The price of crypto assets, from Bitcoin to BNB, is creeping up again. The crypto market cap, which stood at $1.2 trillion on July 19, has since doubled to $2.4 trillion today. 

A major part of that has been Solana, an Ethereum competitor chain that advertises faster transaction speeds and lower costs. The network's native SOL token has tripled in price over the last month to a $40 billion market cap, according to data from CoinGecko.

While those numbers might make the current crypto market look like a bubble, it's not, says Solana founder and CEO Anatoly Yakovenko. At least, not in the way you may be thinking.

"This is a really different time in the space than any other," he told host Matthew Diemer on the Decrypt Daily podcast on Friday. "So it's not really comparing it to bubbles. The 2017 bubble, it came and went, and there was three years of people building stuff. And now we're at the point where we built the [infrastructure] that enables new engineers, new developers to come in and quickly iterate."


In other words, we're past the talking phase and the time of white papers. "People are shipping everything," he said, adding: "The financial aspect of these things is happening with real-life products and real-life communities."

In that regard, it doesn't matter if the price of SOL or other cryptocurrencies stays high, because the products themselves are starting to be usable. Nor, for that matter, is Yakovenko concerned about the sustainability of NFTs, the sales of which have helped attract people to his network as they look for a cheaper place than Ethereum to buy, sell, and trade digital collectibles and art. 
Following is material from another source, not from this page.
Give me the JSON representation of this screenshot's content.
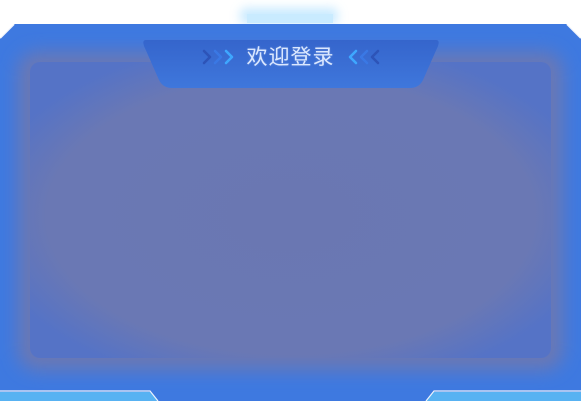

"The sustainable part is that you have creative people that come up with new ideas, looking at the past and remixing them and building something new," he said.


CryptoPunks may come and go, but the innovation is there to stay as people—not just speculators, but developers and creators—increasingly get into the space. The upshot is that "whenever that fad passes, there's already 100 people literally just, like, what am I building in crypto?"

So, price bubble? Perhaps. The dot-com bubble burst in 2000, as sites like went belly up after receiving inflated valuations. But, if you're reading this, you know that the ensuing crash didn't kill the internet—just the speculation around it.

Crypto is going through a similar adoption curve, complete with speculation giving way to functionality, said Yakovenko: "We're maybe at the phase where email started working on the internet."